Diskussion über die Identität der Autochthonen

Die Beziehungen und Konvergenzen zwischen den schlesischen Gemeinschaften und der deutschen Minderheit scheinen eines der wichtigsten Probleme der autochthonen Gemeinschaften zu sein. Eine Diskussion über ihre Identitäten und gegenseitigen Beziehungen ist längst überfällig. Spectrum.direct beabsichtigt, Stimmen zu diesem Thema zu veröffentlichen. Es beginnt mit dem folgenden Text von Jan Sotor, in dem der Autor auf die historischen Parallelen hinweist und die Missverständnisse zwischen diesen Gemeinschaften beklagt.

Alte fotos

Alte Alben sind eine Fundgrube für Kuriositäten und interessante Fotos. Wieder blätterte ich Bild für Bild durch und diese Fotos fielen mir in die Hand. Wir Schlesier sind nicht überrascht, dass unsere Großeltern in Familienalben schwarze Kreuze und nicht den polnischen Adler tragen, das ist für uns normal. Belastet es unser Gewissen? Für irgendjemanden sicher, aber nicht für mich, denn es ist ein Stück meiner Geschichte und meiner Familie. Ich weiß, wo ich geboren wurde, weil ich meine Wurzeln erforscht habe, und ich bin mir sicher: Es gibt keine Spur polnischer Abstammung in ihnen. 

Meine Familie war immer schlesisch und preußisch. Warum sollte ich lügen und sagen, dass ich Pole bin, wenn ich mich aufgrund meiner Herkunft nicht so fühle? Eine kontroverse Meinung, aber das ist meine Meinung, Punkt. 

Was die Fotos betrifft, so wurde das erste Foto von meinem Platz aus aufgenommen und zeigt meinen Opa Johanes und links davon seinen Onkel Franz.

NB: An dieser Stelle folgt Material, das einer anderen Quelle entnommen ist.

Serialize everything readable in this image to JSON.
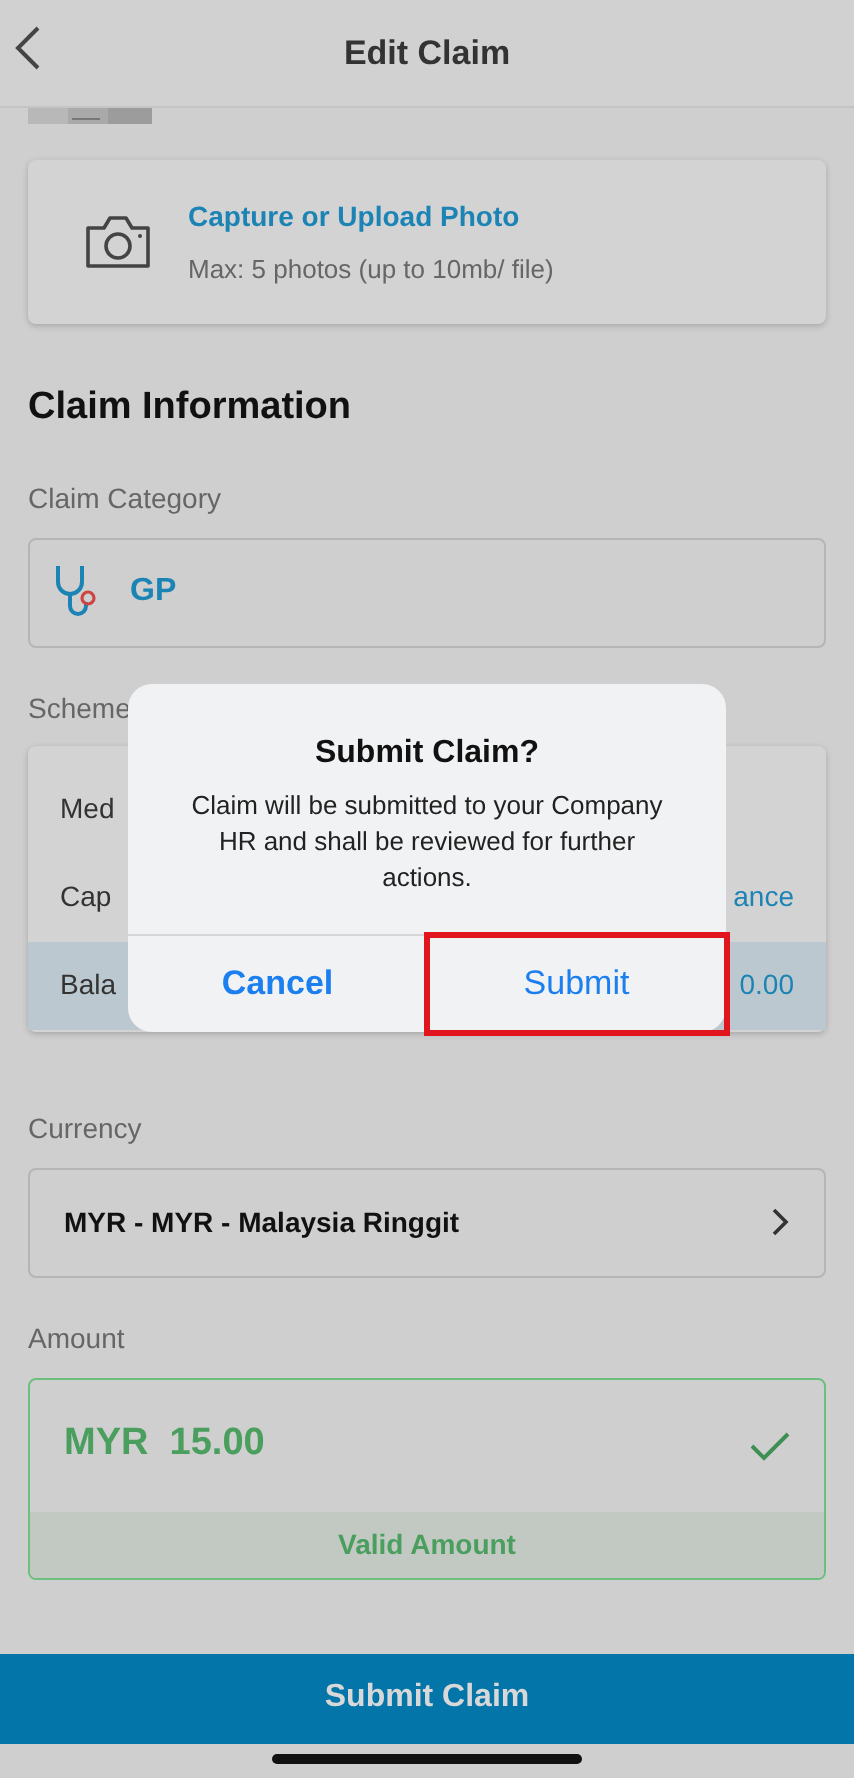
{
  "header": {
    "title": "Edit Claim"
  },
  "upload": {
    "title": "Capture or Upload Photo",
    "hint": "Max: 5 photos (up to 10mb/ file)"
  },
  "section_title": "Claim Information",
  "category": {
    "label": "Claim Category",
    "value": "GP"
  },
  "scheme": {
    "label": "Scheme",
    "rows": [
      {
        "label": "Med",
        "value_text": null,
        "selected": false
      },
      {
        "label": "Cap",
        "value_text": "ance",
        "selected": false
      },
      {
        "label": "Bala",
        "value_text": "0.00",
        "selected": true
      }
    ]
  },
  "currency": {
    "label": "Currency",
    "value": "MYR - MYR - Malaysia Ringgit"
  },
  "amount": {
    "label": "Amount",
    "value": "MYR  15.00",
    "valid": true,
    "message": "Valid Amount"
  },
  "submit_button": "Submit Claim",
  "dialog": {
    "title": "Submit Claim?",
    "message": "Claim will be submitted to your Company HR and shall be reviewed for further actions.",
    "buttons": [
      {
        "label": "Cancel",
        "kind": "cancel",
        "highlighted": false
      },
      {
        "label": "Submit",
        "kind": "confirm",
        "highlighted": true
      }
    ]
  }
}
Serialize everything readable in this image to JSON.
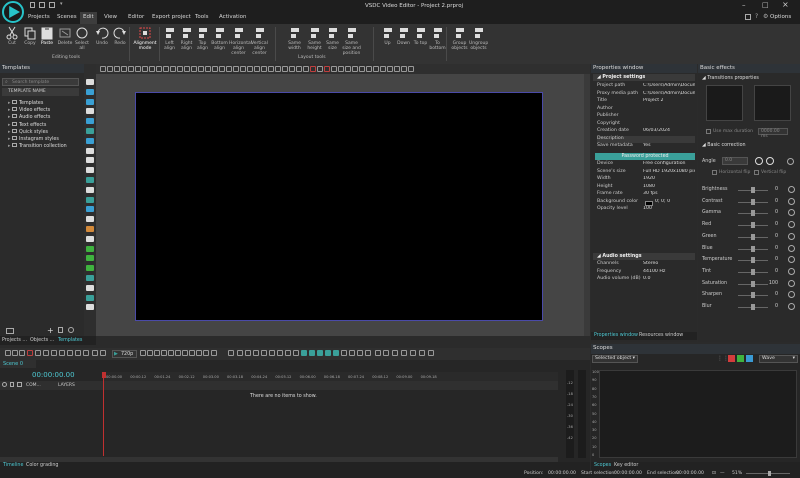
{
  "window": {
    "title": "VSDC Video Editor - Project 2.prproj"
  },
  "menu": [
    "Projects",
    "Scenes",
    "Edit",
    "View",
    "Editor",
    "Export project",
    "Tools",
    "Activation"
  ],
  "menu_right": {
    "options": "Options"
  },
  "ribbon": {
    "editing": [
      {
        "label": "Cut",
        "icon": "scissors-icon"
      },
      {
        "label": "Copy",
        "icon": "copy-icon"
      },
      {
        "label": "Paste",
        "icon": "paste-icon"
      },
      {
        "label": "Delete",
        "icon": "delete-icon"
      },
      {
        "label": "Select all",
        "icon": "select-all-icon"
      },
      {
        "label": "Undo",
        "icon": "undo-icon"
      },
      {
        "label": "Redo",
        "icon": "redo-icon"
      }
    ],
    "editing_group": "Editing tools",
    "alignment_mode": "Alignment mode",
    "layout": [
      {
        "label": "Left align"
      },
      {
        "label": "Right align"
      },
      {
        "label": "Top align"
      },
      {
        "label": "Bottom align"
      },
      {
        "label": "Horizontal align center"
      },
      {
        "label": "Vertical align center"
      },
      {
        "label": "Same width"
      },
      {
        "label": "Same height"
      },
      {
        "label": "Same size"
      },
      {
        "label": "Same size and position"
      },
      {
        "label": "Up"
      },
      {
        "label": "Down"
      },
      {
        "label": "To top"
      },
      {
        "label": "To bottom"
      },
      {
        "label": "Group objects"
      },
      {
        "label": "Ungroup objects"
      }
    ],
    "layout_group": "Layout tools"
  },
  "templates": {
    "title": "Templates",
    "search_placeholder": "Search template",
    "column": "TEMPLATE NAME",
    "items": [
      "Templates",
      "Video effects",
      "Audio effects",
      "Text effects",
      "Quick styles",
      "Instagram styles",
      "Transition collection"
    ],
    "tabs": [
      "Projects ...",
      "Objects ...",
      "Templates"
    ]
  },
  "properties": {
    "title": "Properties window",
    "section1": "Project settings",
    "rows": [
      {
        "k": "Project path",
        "v": "C:\\Users\\Admin\\Docum"
      },
      {
        "k": "Proxy media path",
        "v": "C:\\Users\\Admin\\Docum"
      },
      {
        "k": "Title",
        "v": "Project 2"
      },
      {
        "k": "Author",
        "v": ""
      },
      {
        "k": "Publisher",
        "v": ""
      },
      {
        "k": "Copyright",
        "v": ""
      },
      {
        "k": "Creation date",
        "v": "06/03/2024"
      },
      {
        "k": "Description",
        "v": ""
      },
      {
        "k": "Save metadata",
        "v": "Yes"
      }
    ],
    "password_btn": "Password protected",
    "rows2": [
      {
        "k": "Device",
        "v": "Free configuration"
      },
      {
        "k": "Scene's size",
        "v": "Full HD 1920x1080 pixe"
      },
      {
        "k": "Width",
        "v": "1920"
      },
      {
        "k": "Height",
        "v": "1080"
      },
      {
        "k": "Frame rate",
        "v": "30 fps"
      },
      {
        "k": "Background color",
        "v": "0; 0; 0"
      },
      {
        "k": "Opacity level",
        "v": "100"
      }
    ],
    "section2": "Audio settings",
    "rows3": [
      {
        "k": "Channels",
        "v": "Stereo"
      },
      {
        "k": "Frequency",
        "v": "44100 Hz"
      },
      {
        "k": "Audio volume (dB)",
        "v": "0.0"
      }
    ],
    "tabs": [
      "Properties window",
      "Resources window"
    ]
  },
  "basic": {
    "title": "Basic effects",
    "transitions": "Transitions properties",
    "use_max": "Use max duration",
    "duration": "0000.00 ms",
    "basic_correction": "Basic correction",
    "angle_label": "Angle",
    "angle_value": "0.0",
    "flip_h": "Horizontal flip",
    "flip_v": "Vertical flip",
    "sliders": [
      {
        "k": "Brightness",
        "v": "0",
        "pos": 0.5
      },
      {
        "k": "Contrast",
        "v": "0",
        "pos": 0.5
      },
      {
        "k": "Gamma",
        "v": "0",
        "pos": 0.5
      },
      {
        "k": "Red",
        "v": "0",
        "pos": 0.5
      },
      {
        "k": "Green",
        "v": "0",
        "pos": 0.5
      },
      {
        "k": "Blue",
        "v": "0",
        "pos": 0.5
      },
      {
        "k": "Temperature",
        "v": "0",
        "pos": 0.5
      },
      {
        "k": "Tint",
        "v": "0",
        "pos": 0.5
      },
      {
        "k": "Saturation",
        "v": "100",
        "pos": 0.5
      },
      {
        "k": "Sharpen",
        "v": "0",
        "pos": 0.5
      },
      {
        "k": "Blur",
        "v": "0",
        "pos": 0.5
      }
    ]
  },
  "timeline_bar": {
    "resolution": "720p"
  },
  "timeline": {
    "scene": "Scene 0",
    "time": "00:00:00.00",
    "com": "COM...",
    "layers": "LAYERS",
    "ticks": [
      "00:00.00",
      "00:00.12",
      "00:01.24",
      "00:02.12",
      "00:03.00",
      "00:03.18",
      "00:04.24",
      "00:05.12",
      "00:06.00",
      "00:06.18",
      "00:07.24",
      "00:08.12",
      "00:09.00",
      "00:09.18"
    ],
    "empty": "There are no items to show.",
    "tabs": [
      "Timeline",
      "Color grading"
    ]
  },
  "scopes": {
    "title": "Scopes",
    "select": "Selected object",
    "wave": "Wave",
    "labels": [
      "100",
      "90",
      "80",
      "70",
      "60",
      "50",
      "40",
      "30",
      "20",
      "10",
      "0"
    ],
    "tabs": [
      "Scopes",
      "Key editor"
    ],
    "audio_labels": [
      "-12",
      "-18",
      "-24",
      "-30",
      "-36",
      "-42"
    ]
  },
  "status": {
    "position_label": "Position:",
    "position": "00:00:00.00",
    "start_label": "Start selection:",
    "start": "00:00:00.00",
    "end_label": "End selection:",
    "end": "00:00:00.00",
    "zoom": "51%"
  }
}
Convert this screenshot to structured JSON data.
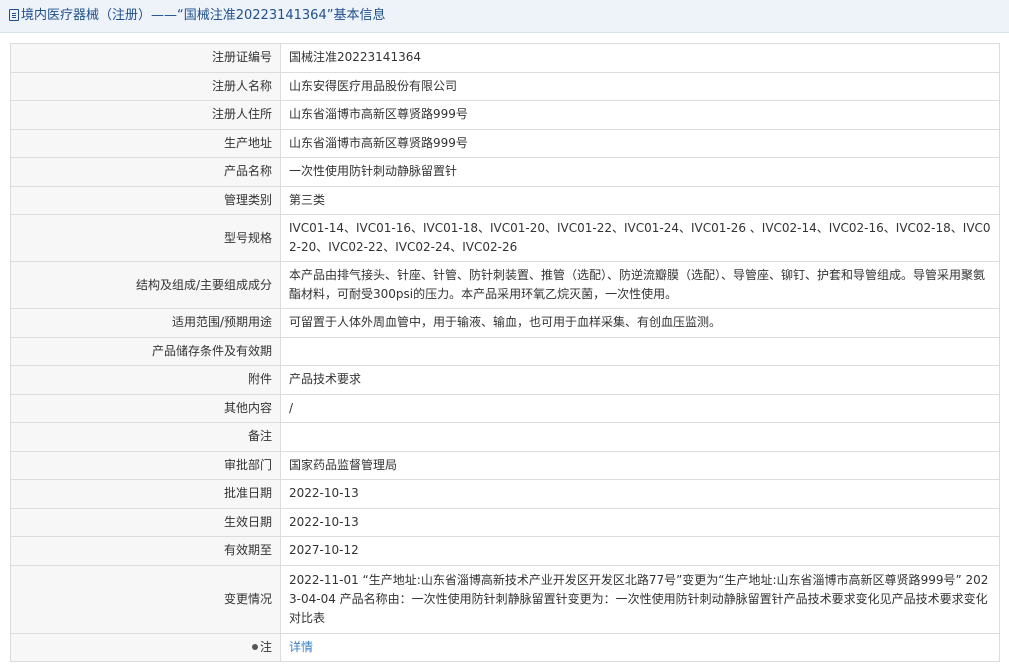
{
  "header": {
    "title": "境内医疗器械（注册）——“国械注准20223141364”基本信息"
  },
  "rows": [
    {
      "label": "注册证编号",
      "value": "国械注准20223141364"
    },
    {
      "label": "注册人名称",
      "value": "山东安得医疗用品股份有限公司"
    },
    {
      "label": "注册人住所",
      "value": "山东省淄博市高新区尊贤路999号"
    },
    {
      "label": "生产地址",
      "value": "山东省淄博市高新区尊贤路999号"
    },
    {
      "label": "产品名称",
      "value": "一次性使用防针刺动静脉留置针"
    },
    {
      "label": "管理类别",
      "value": "第三类"
    },
    {
      "label": "型号规格",
      "value": "IVC01-14、IVC01-16、IVC01-18、IVC01-20、IVC01-22、IVC01-24、IVC01-26 、IVC02-14、IVC02-16、IVC02-18、IVC02-20、IVC02-22、IVC02-24、IVC02-26"
    },
    {
      "label": "结构及组成/主要组成成分",
      "value": "本产品由排气接头、针座、针管、防针刺装置、推管（选配）、防逆流瓣膜（选配）、导管座、铆钉、护套和导管组成。导管采用聚氨酯材料，可耐受300psi的压力。本产品采用环氧乙烷灭菌，一次性使用。"
    },
    {
      "label": "适用范围/预期用途",
      "value": "可留置于人体外周血管中，用于输液、输血，也可用于血样采集、有创血压监测。"
    },
    {
      "label": "产品储存条件及有效期",
      "value": ""
    },
    {
      "label": "附件",
      "value": "产品技术要求"
    },
    {
      "label": "其他内容",
      "value": "/"
    },
    {
      "label": "备注",
      "value": ""
    },
    {
      "label": "审批部门",
      "value": "国家药品监督管理局"
    },
    {
      "label": "批准日期",
      "value": "2022-10-13"
    },
    {
      "label": "生效日期",
      "value": "2022-10-13"
    },
    {
      "label": "有效期至",
      "value": "2027-10-12"
    },
    {
      "label": "变更情况",
      "value": "2022-11-01 “生产地址:山东省淄博高新技术产业开发区开发区北路77号”变更为“生产地址:山东省淄博市高新区尊贤路999号” 2023-04-04 产品名称由：一次性使用防针刺静脉留置针变更为：一次性使用防针刺动静脉留置针产品技术要求变化见产品技术要求变化对比表"
    }
  ],
  "note_row": {
    "label": "注",
    "link_text": "详情",
    "icon": "bullet-icon"
  }
}
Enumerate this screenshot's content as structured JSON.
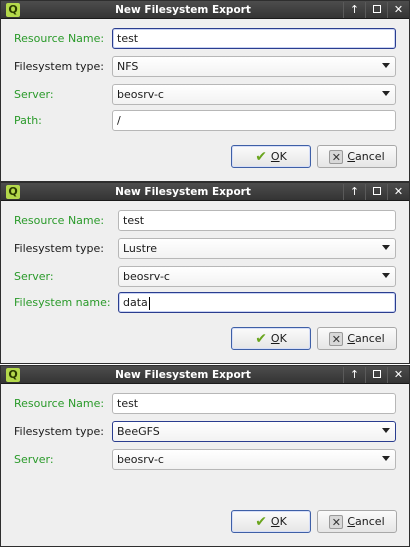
{
  "dialogs": [
    {
      "title": "New Filesystem Export",
      "window_buttons": {
        "up": "↑",
        "close": "✕"
      },
      "resource_name": {
        "label": "Resource Name:",
        "value": "test"
      },
      "filesystem_type": {
        "label": "Filesystem type:",
        "value": "NFS"
      },
      "server": {
        "label": "Server:",
        "value": "beosrv-c"
      },
      "extra": {
        "label": "Path:",
        "value": "/"
      },
      "ok": {
        "mnemonic": "O",
        "rest": "K",
        "icon": "checkmark-icon"
      },
      "cancel": {
        "mnemonic": "C",
        "rest": "ancel",
        "icon": "cancel-icon"
      }
    },
    {
      "title": "New Filesystem Export",
      "window_buttons": {
        "up": "↑",
        "close": "✕"
      },
      "resource_name": {
        "label": "Resource Name:",
        "value": "test"
      },
      "filesystem_type": {
        "label": "Filesystem type:",
        "value": "Lustre"
      },
      "server": {
        "label": "Server:",
        "value": "beosrv-c"
      },
      "extra": {
        "label": "Filesystem name:",
        "value": "data"
      },
      "ok": {
        "mnemonic": "O",
        "rest": "K",
        "icon": "checkmark-icon"
      },
      "cancel": {
        "mnemonic": "C",
        "rest": "ancel",
        "icon": "cancel-icon"
      }
    },
    {
      "title": "New Filesystem Export",
      "window_buttons": {
        "up": "↑",
        "close": "✕"
      },
      "resource_name": {
        "label": "Resource Name:",
        "value": "test"
      },
      "filesystem_type": {
        "label": "Filesystem type:",
        "value": "BeeGFS"
      },
      "server": {
        "label": "Server:",
        "value": "beosrv-c"
      },
      "ok": {
        "mnemonic": "O",
        "rest": "K",
        "icon": "checkmark-icon"
      },
      "cancel": {
        "mnemonic": "C",
        "rest": "ancel",
        "icon": "cancel-icon"
      }
    }
  ],
  "colors": {
    "required_label": "#2a9a2a",
    "titlebar": "#3c3c3c",
    "focus_border": "#2a3d8f"
  }
}
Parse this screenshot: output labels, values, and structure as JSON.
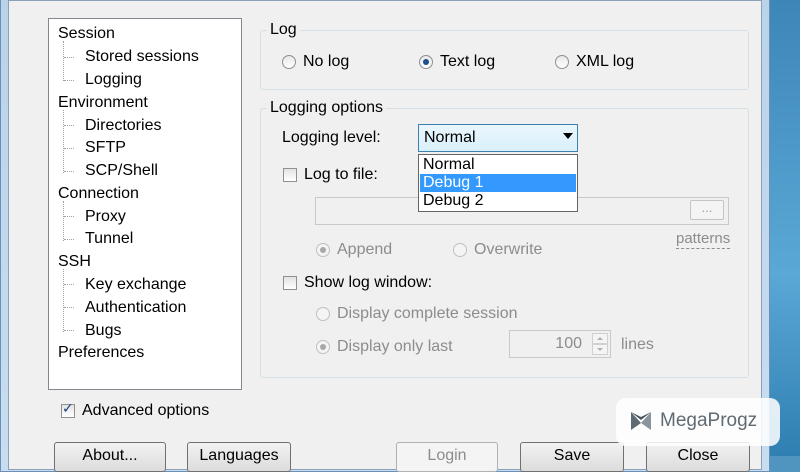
{
  "tree": {
    "items": [
      {
        "label": "Session"
      },
      {
        "label": "Stored sessions"
      },
      {
        "label": "Logging"
      },
      {
        "label": "Environment"
      },
      {
        "label": "Directories"
      },
      {
        "label": "SFTP"
      },
      {
        "label": "SCP/Shell"
      },
      {
        "label": "Connection"
      },
      {
        "label": "Proxy"
      },
      {
        "label": "Tunnel"
      },
      {
        "label": "SSH"
      },
      {
        "label": "Key exchange"
      },
      {
        "label": "Authentication"
      },
      {
        "label": "Bugs"
      },
      {
        "label": "Preferences"
      }
    ]
  },
  "log_group": {
    "title": "Log",
    "options": [
      "No log",
      "Text log",
      "XML log"
    ],
    "selected": "Text log"
  },
  "logging_options": {
    "title": "Logging options",
    "level_label": "Logging level:",
    "level_value": "Normal",
    "level_options": [
      "Normal",
      "Debug 1",
      "Debug 2"
    ],
    "level_highlighted": "Debug 1",
    "log_to_file_label": "Log to file:",
    "log_to_file_checked": false,
    "file_path": "",
    "browse_label": "...",
    "patterns_label": "patterns",
    "append_label": "Append",
    "overwrite_label": "Overwrite",
    "write_mode": "Append",
    "show_log_window_label": "Show log window:",
    "show_log_window_checked": false,
    "display_complete_label": "Display complete session",
    "display_last_label": "Display only last",
    "lines_value": "100",
    "lines_label": "lines"
  },
  "advanced_options": {
    "label": "Advanced options",
    "checked": true
  },
  "buttons": {
    "about": "About...",
    "languages": "Languages",
    "login": "Login",
    "save": "Save",
    "close": "Close"
  },
  "watermark": {
    "text": "MegaProgz"
  }
}
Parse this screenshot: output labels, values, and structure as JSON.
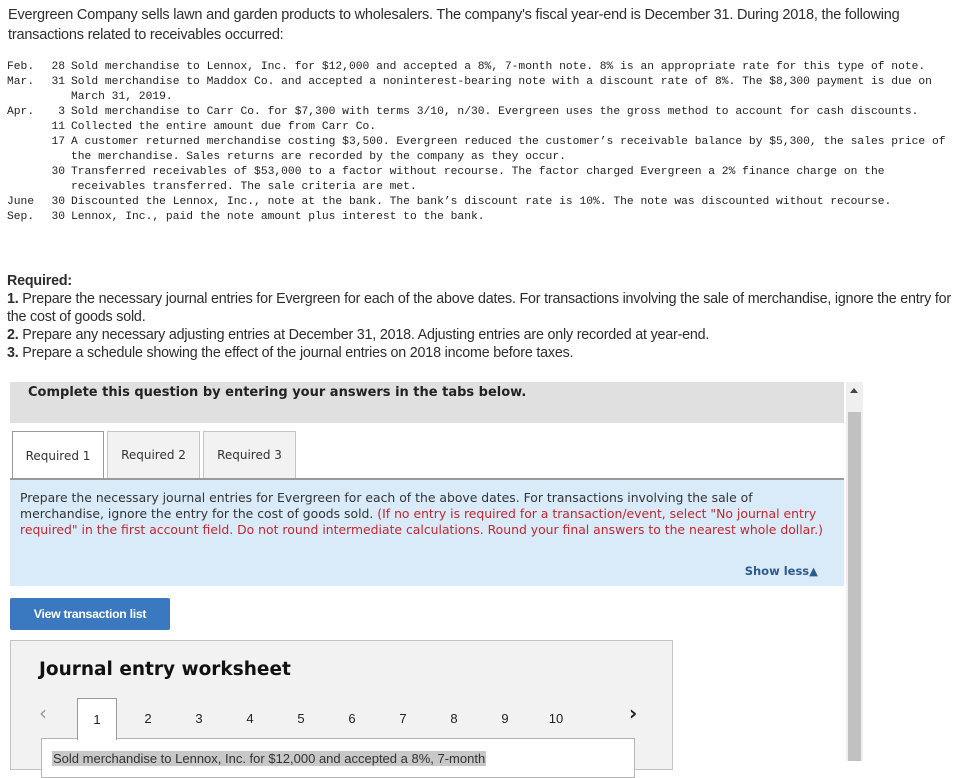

Über beide könnte man viel schreiben, aber ich werde mich kurzfassen, um nicht zu sehr zu langweilen. Sie wurden in Muchenitz geboren, ihre erste Sprache war Deutsch, ihre zweite Schlesisch, zu Hause lief schon seit vielen Jahren Wasser aus dem Hahn, und Lesen und Schreiben waren nicht neu. Ich würde sogar sagen, dass sie sehr intelligente und kreative Menschen waren. 

Onkel Franz war viele Jahre lang Kirchenmann, ein hervorragender Schneider und ein Hobbykünstler. Er war ein einfacher, aber sehr organisierter Mann, der gerne Zeit mit Menschen, insbesondere mit Kindern, verbrachte. Er lebte unter dem Fenster, aus dem er sich auf dem Foto lehnt, und hatte hinter der Mauer eine Bäckerei. Die Kinder waren es, die gerne Zeit mit ihm verbrachten und seinen Geschichten zuhörten oder einfach nur plauderten. Auf dem Platz schuf er viele interessante Figuren oder künstlerische Kreationen. Auf der rechten Seite des Fotos ist ein Teil eines Blumenbeetes zu sehen, das er durch Gießen von Zement oder Gips (schwer zu sagen) über Eier geschaffen hat. Außerdem schuf er eine Höhle aus Steinen, in die er eine Figur stellte. Glücklicherweise befinden sich die beiden von mir beschriebenen Stücke in meinem Garten und sind immer noch in gutem Zustand. 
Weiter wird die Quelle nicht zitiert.